Bio

Catherine Villalonga is a Queer Cuban-American interdisciplinary visual artist and cultural worker based in Tequesta, Seminole, and Miccosukee land, Miami, Florida. They hold an Associate degree in Arts from Miami Dade College and a Bachelor of Fine Arts in Art and Technology from New World School of the Arts and the University of Florida with a minor in Art History.

As an artist, they alchemize color, story-telling, and composition to manifest dreamscapes of potential futures, emphasizing the urgency to retrieve a right relationship with the land–with queer and trans folk at the center. They work with digital illustration, animation, and printmaking.

Artist Statement

My practice explores the ways in which Queer and Trans people are in intrinsic linkage with the earth. This is framed in my work geopolitically by the crises that Miami’s people face; a city on the frontlines of a housing and climate crisis–inches above water. The same systems that oppress queer people also exploit our natural world, and thus, returning to the earth in the fight for self-determination is indispensable. Collaborating with local organizers and artists, I aim to create imagery that incites collective consciousness and nurtures dreaming by depicting tangible portrayals of new worlds.

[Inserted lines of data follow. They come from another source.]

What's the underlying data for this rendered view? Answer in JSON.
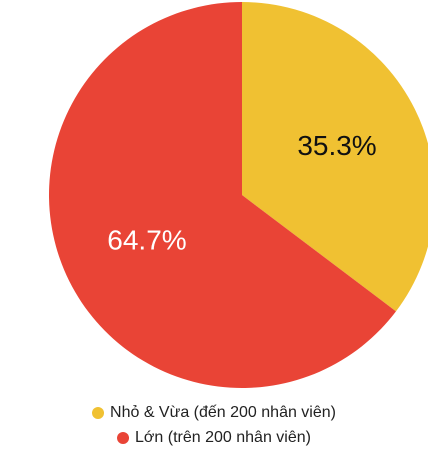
{
  "chart_data": {
    "type": "pie",
    "categories": [
      "Nhỏ & Vừa (đến 200 nhân viên)",
      "Lớn (trên 200 nhân viên)"
    ],
    "values": [
      35.3,
      64.7
    ],
    "value_labels": [
      "35.3%",
      "64.7%"
    ],
    "colors": [
      "#f0c132",
      "#e94436"
    ]
  }
}
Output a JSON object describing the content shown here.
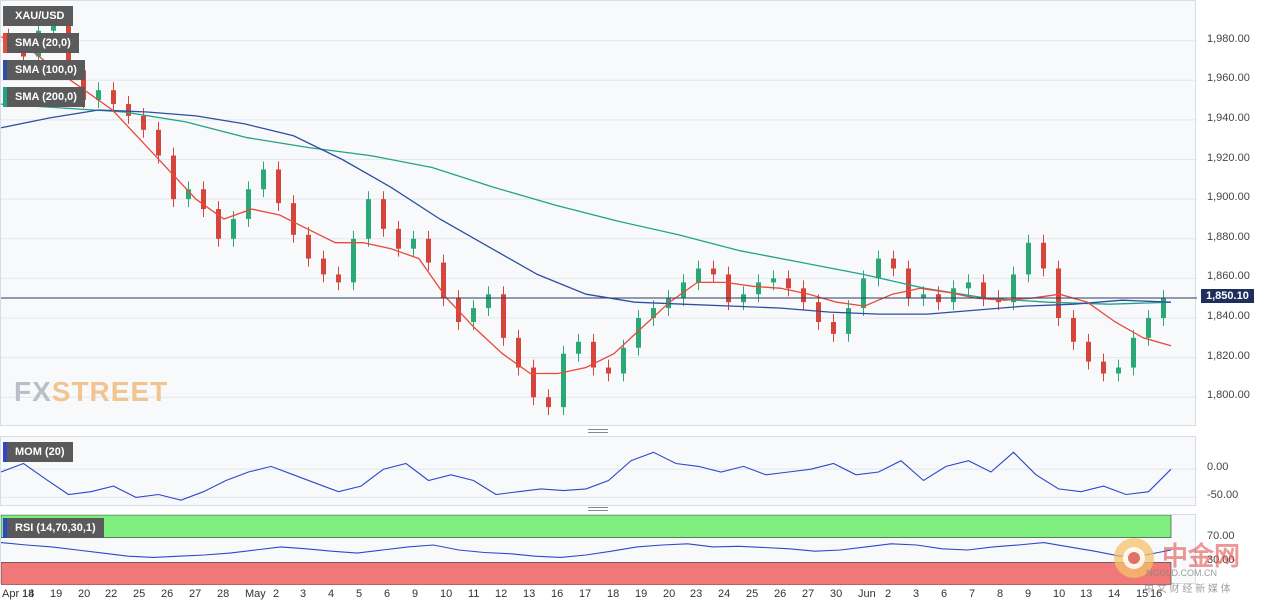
{
  "symbol": "XAU/USD",
  "indicators": {
    "sma20": {
      "label": "SMA (20,0)",
      "color": "#e84a3c"
    },
    "sma100": {
      "label": "SMA (100,0)",
      "color": "#2f4ea3"
    },
    "sma200": {
      "label": "SMA (200,0)",
      "color": "#22a388"
    },
    "mom": {
      "label": "MOM (20)",
      "color": "#2f47c9"
    },
    "rsi": {
      "label": "RSI (14,70,30,1)",
      "color": "#2f47c9"
    }
  },
  "logo": {
    "text_a": "FX",
    "text_b": "STREET"
  },
  "watermark": {
    "cn": "中金网",
    "sub": "中 文 财 经 新 媒 体",
    "domain": "NGOLD.COM.CN"
  },
  "chart_data": {
    "type": "line",
    "price_axis": {
      "ylim": [
        1786,
        1998
      ],
      "ticks": [
        "1,980.00",
        "1,960.00",
        "1,940.00",
        "1,920.00",
        "1,900.00",
        "1,880.00",
        "1,860.00",
        "1,840.00",
        "1,820.00",
        "1,800.00"
      ]
    },
    "last_price": {
      "label": "1,850.10",
      "value": 1850.1
    },
    "x_labels": [
      "Apr 14",
      "18",
      "19",
      "20",
      "22",
      "25",
      "26",
      "27",
      "28",
      "May",
      "2",
      "3",
      "4",
      "5",
      "6",
      "9",
      "10",
      "11",
      "12",
      "13",
      "16",
      "17",
      "18",
      "19",
      "20",
      "23",
      "24",
      "25",
      "26",
      "27",
      "30",
      "Jun",
      "2",
      "3",
      "6",
      "7",
      "8",
      "9",
      "10",
      "13",
      "14",
      "15",
      "16"
    ],
    "close_series": [
      1978,
      1972,
      1985,
      1990,
      1965,
      1950,
      1955,
      1948,
      1942,
      1935,
      1922,
      1900,
      1905,
      1895,
      1880,
      1890,
      1905,
      1915,
      1898,
      1882,
      1870,
      1862,
      1858,
      1880,
      1900,
      1885,
      1875,
      1880,
      1868,
      1850,
      1838,
      1845,
      1852,
      1830,
      1815,
      1800,
      1795,
      1822,
      1828,
      1815,
      1812,
      1825,
      1840,
      1845,
      1850,
      1858,
      1865,
      1862,
      1848,
      1852,
      1858,
      1860,
      1855,
      1848,
      1838,
      1832,
      1845,
      1860,
      1870,
      1865,
      1850,
      1852,
      1848,
      1855,
      1858,
      1850,
      1848,
      1862,
      1878,
      1865,
      1840,
      1828,
      1818,
      1812,
      1815,
      1830,
      1840,
      1850
    ],
    "sma20": [
      1982,
      1976,
      1965,
      1955,
      1945,
      1930,
      1915,
      1900,
      1890,
      1895,
      1892,
      1885,
      1878,
      1878,
      1875,
      1870,
      1850,
      1835,
      1822,
      1812,
      1812,
      1815,
      1822,
      1835,
      1848,
      1858,
      1858,
      1856,
      1855,
      1852,
      1848,
      1846,
      1852,
      1855,
      1853,
      1850,
      1849,
      1850,
      1852,
      1848,
      1838,
      1830,
      1826
    ],
    "sma100": [
      1936,
      1941,
      1945,
      1944,
      1942,
      1938,
      1932,
      1920,
      1906,
      1890,
      1876,
      1862,
      1852,
      1848,
      1847,
      1846,
      1845,
      1843,
      1842,
      1842,
      1844,
      1846,
      1847,
      1849,
      1848
    ],
    "sma200": [
      1948,
      1946,
      1944,
      1939,
      1931,
      1926,
      1922,
      1916,
      1906,
      1897,
      1889,
      1882,
      1874,
      1868,
      1862,
      1855,
      1850,
      1848,
      1847,
      1848
    ],
    "mom_axis": {
      "ticks": [
        "0.00",
        "-50.00"
      ],
      "ylim": [
        -60,
        50
      ]
    },
    "mom_series": [
      -5,
      10,
      -18,
      -45,
      -40,
      -30,
      -50,
      -45,
      -55,
      -40,
      -20,
      -5,
      5,
      -10,
      -25,
      -40,
      -30,
      0,
      10,
      -20,
      -10,
      -20,
      -45,
      -40,
      -35,
      -38,
      -35,
      -20,
      15,
      30,
      10,
      5,
      -5,
      5,
      -10,
      -5,
      0,
      10,
      -10,
      -5,
      15,
      -20,
      5,
      15,
      -5,
      30,
      -10,
      -35,
      -40,
      -30,
      -45,
      -40,
      0
    ],
    "rsi_axis": {
      "ticks": [
        "70.00",
        "30.00"
      ],
      "overbought": 70,
      "oversold": 30
    },
    "rsi_series": [
      62,
      58,
      55,
      50,
      45,
      40,
      38,
      40,
      42,
      45,
      50,
      55,
      52,
      48,
      45,
      50,
      55,
      58,
      50,
      46,
      44,
      40,
      38,
      42,
      48,
      55,
      58,
      60,
      55,
      56,
      54,
      52,
      48,
      50,
      55,
      60,
      58,
      52,
      50,
      55,
      58,
      62,
      55,
      48,
      40,
      42,
      50
    ]
  }
}
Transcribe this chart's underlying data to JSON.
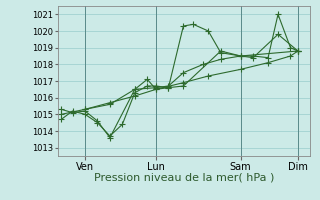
{
  "background_color": "#cceae7",
  "grid_color": "#99cccc",
  "line_color": "#2d6a2d",
  "marker_color": "#2d6a2d",
  "xlabel": "Pression niveau de la mer( hPa )",
  "ylim": [
    1012.5,
    1021.5
  ],
  "yticks": [
    1013,
    1014,
    1015,
    1016,
    1017,
    1018,
    1019,
    1020,
    1021
  ],
  "xtick_labels": [
    "Ven",
    "Lun",
    "Sam",
    "Dim"
  ],
  "xtick_positions": [
    0.95,
    3.8,
    7.2,
    9.5
  ],
  "series": [
    [
      1014.7,
      1015.2,
      1015.0,
      1014.5,
      1013.7,
      1014.4,
      1016.3,
      1016.7,
      1016.7,
      1016.6,
      1020.3,
      1020.4,
      1020.0,
      1018.7,
      1018.5,
      1018.5,
      1018.4,
      1021.0,
      1019.0,
      1018.8
    ],
    [
      1015.3,
      1015.1,
      1015.2,
      1014.6,
      1013.6,
      1016.5,
      1017.1,
      1016.5,
      1016.6,
      1016.7,
      1018.8,
      1018.5,
      1018.4,
      1019.8,
      1018.8
    ],
    [
      1015.3,
      1015.6,
      1016.5,
      1016.6,
      1016.7,
      1017.5,
      1018.0,
      1018.3,
      1018.5,
      1018.8
    ],
    [
      1015.0,
      1015.3,
      1015.7,
      1016.1,
      1016.5,
      1016.9,
      1017.3,
      1017.7,
      1018.1,
      1018.5,
      1018.8
    ]
  ],
  "series_x": [
    [
      0.0,
      0.45,
      0.95,
      1.45,
      1.95,
      2.45,
      2.95,
      3.45,
      3.8,
      4.3,
      4.9,
      5.3,
      5.9,
      6.4,
      7.2,
      7.7,
      8.3,
      8.7,
      9.2,
      9.5
    ],
    [
      0.0,
      0.45,
      0.95,
      1.45,
      1.95,
      2.95,
      3.45,
      3.8,
      4.3,
      4.9,
      6.4,
      7.2,
      7.7,
      8.7,
      9.5
    ],
    [
      0.95,
      1.95,
      2.95,
      3.8,
      4.3,
      4.9,
      5.7,
      6.4,
      7.2,
      9.5
    ],
    [
      0.0,
      0.95,
      1.95,
      2.95,
      3.8,
      4.9,
      5.9,
      7.2,
      8.3,
      9.2,
      9.5
    ]
  ],
  "marker_size": 2.5,
  "linewidth": 0.8,
  "xlabel_fontsize": 8,
  "ytick_fontsize": 6,
  "xtick_fontsize": 7,
  "figsize": [
    3.2,
    2.0
  ],
  "dpi": 100
}
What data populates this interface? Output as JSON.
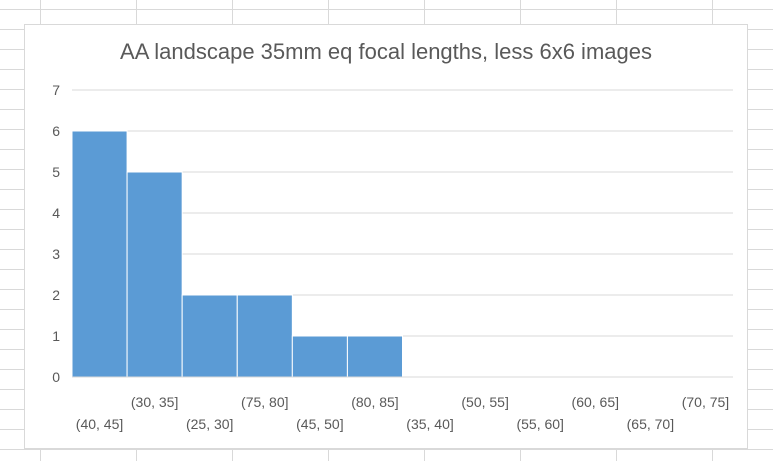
{
  "chart_data": {
    "type": "bar",
    "title": "AA landscape 35mm eq focal lengths, less 6x6 images",
    "xlabel": "",
    "ylabel": "",
    "categories": [
      "(40, 45]",
      "(30, 35]",
      "(25, 30]",
      "(75, 80]",
      "(45, 50]",
      "(80, 85]",
      "(35, 40]",
      "(50, 55]",
      "(55, 60]",
      "(60, 65]",
      "(65, 70]",
      "(70, 75]"
    ],
    "values": [
      6,
      5,
      2,
      2,
      1,
      1,
      0,
      0,
      0,
      0,
      0,
      0
    ],
    "ylim": [
      0,
      7
    ],
    "yticks": [
      0,
      1,
      2,
      3,
      4,
      5,
      6,
      7
    ],
    "grid": true,
    "legend": "none",
    "bar_color": "#5b9bd5",
    "gridline_color": "#d9d9d9",
    "text_color": "#595959"
  }
}
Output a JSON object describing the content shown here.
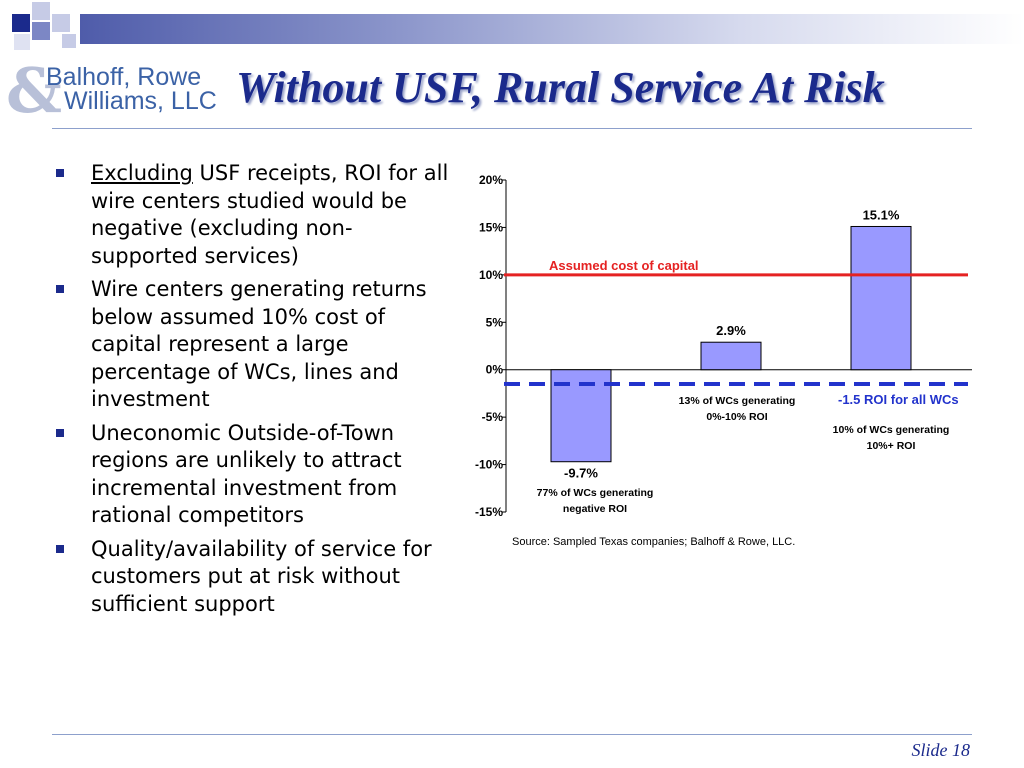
{
  "header": {
    "logo_line1": "Balhoff, Rowe",
    "logo_line2": "Williams, LLC",
    "logo_amp": "&",
    "title": "Without USF, Rural Service At Risk"
  },
  "bullets": [
    {
      "underlined": "Excluding",
      "text": " USF receipts, ROI for all wire centers studied would be negative (excluding non-supported services)"
    },
    {
      "underlined": "",
      "text": "Wire centers generating returns below assumed 10% cost of capital represent a large percentage of WCs, lines and investment"
    },
    {
      "underlined": "",
      "text": "Uneconomic Outside-of-Town regions are unlikely to attract incremental investment from rational competitors"
    },
    {
      "underlined": "",
      "text": "Quality/availability of service for customers put at risk without sufficient support"
    }
  ],
  "chart_data": {
    "type": "bar",
    "categories": [
      "77% of WCs generating negative ROI",
      "13% of WCs generating 0%-10% ROI",
      "10% of WCs generating 10%+ ROI"
    ],
    "category_lines": [
      [
        "77% of WCs generating",
        "negative ROI"
      ],
      [
        "13% of WCs generating",
        "0%-10% ROI"
      ],
      [
        "10% of WCs generating",
        "10%+ ROI"
      ]
    ],
    "values": [
      -9.7,
      2.9,
      15.1
    ],
    "value_labels": [
      "-9.7%",
      "2.9%",
      "15.1%"
    ],
    "ylim": [
      -15,
      20
    ],
    "yticks": [
      20,
      15,
      10,
      5,
      0,
      -5,
      -10,
      -15
    ],
    "ytick_labels": [
      "20%",
      "15%",
      "10%",
      "5%",
      "0%",
      "-5%",
      "-10%",
      "-15%"
    ],
    "bar_color": "#9999ff",
    "reference_lines": [
      {
        "value": 10,
        "label": "Assumed cost of capital",
        "color": "#e52222",
        "style": "solid"
      },
      {
        "value": -1.5,
        "label": "-1.5 ROI for all WCs",
        "color": "#2233cc",
        "style": "dashed"
      }
    ],
    "source": "Source:  Sampled Texas companies; Balhoff & Rowe, LLC."
  },
  "footer": {
    "slide_label": "Slide 18"
  },
  "colors": {
    "title": "#1b2a8c",
    "accent": "#3b62a6"
  }
}
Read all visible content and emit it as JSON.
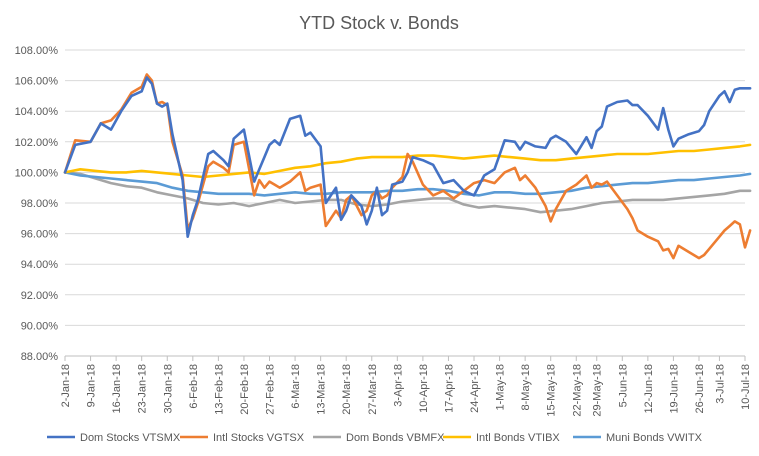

I often make flyer-based work, creating signage for community events, protests, and spaces of play–where queer bodies flourish in acts of resistance. The nature of this work is communicative and accessible, and consequently, primarily figurative. In addressing these issues I merge illustrated dreamscapes of whimsical, queer bodies in lush environments with a research-based process that explores Florida and Caribbean indigenous plant and animal life. This, alongside centered and dynamic compositions, not only serves to contextualize my work geographically but underscores the innateness of the linkage. Informed by the story-telling of artists such as Belkis Ayón, Ana Mendieta, and Manuel Mendive, I draw from my Cuban heritage and use figurative imagery and composition as a conduit for communication.

 I primarily work with vibrant colors reminiscent of Miami and the Caribbean that act as visual signifiers by tapping into shared cultural memory. Color is a powerful tool that tells stories and weaves language of resistance into images by preserving and elevating diasporic cultures–we see this archived across Miami's landscape. Apart from using bright, saturated colors symbolically, I also employ color as a channel to depict the magic that encapsulates Queer identity. Alchemizing figurative imagery, color, and composition, I am to conjure worlds where marginalized bodies–with an emphasis on queer and trans people–can move and love freely under the sun.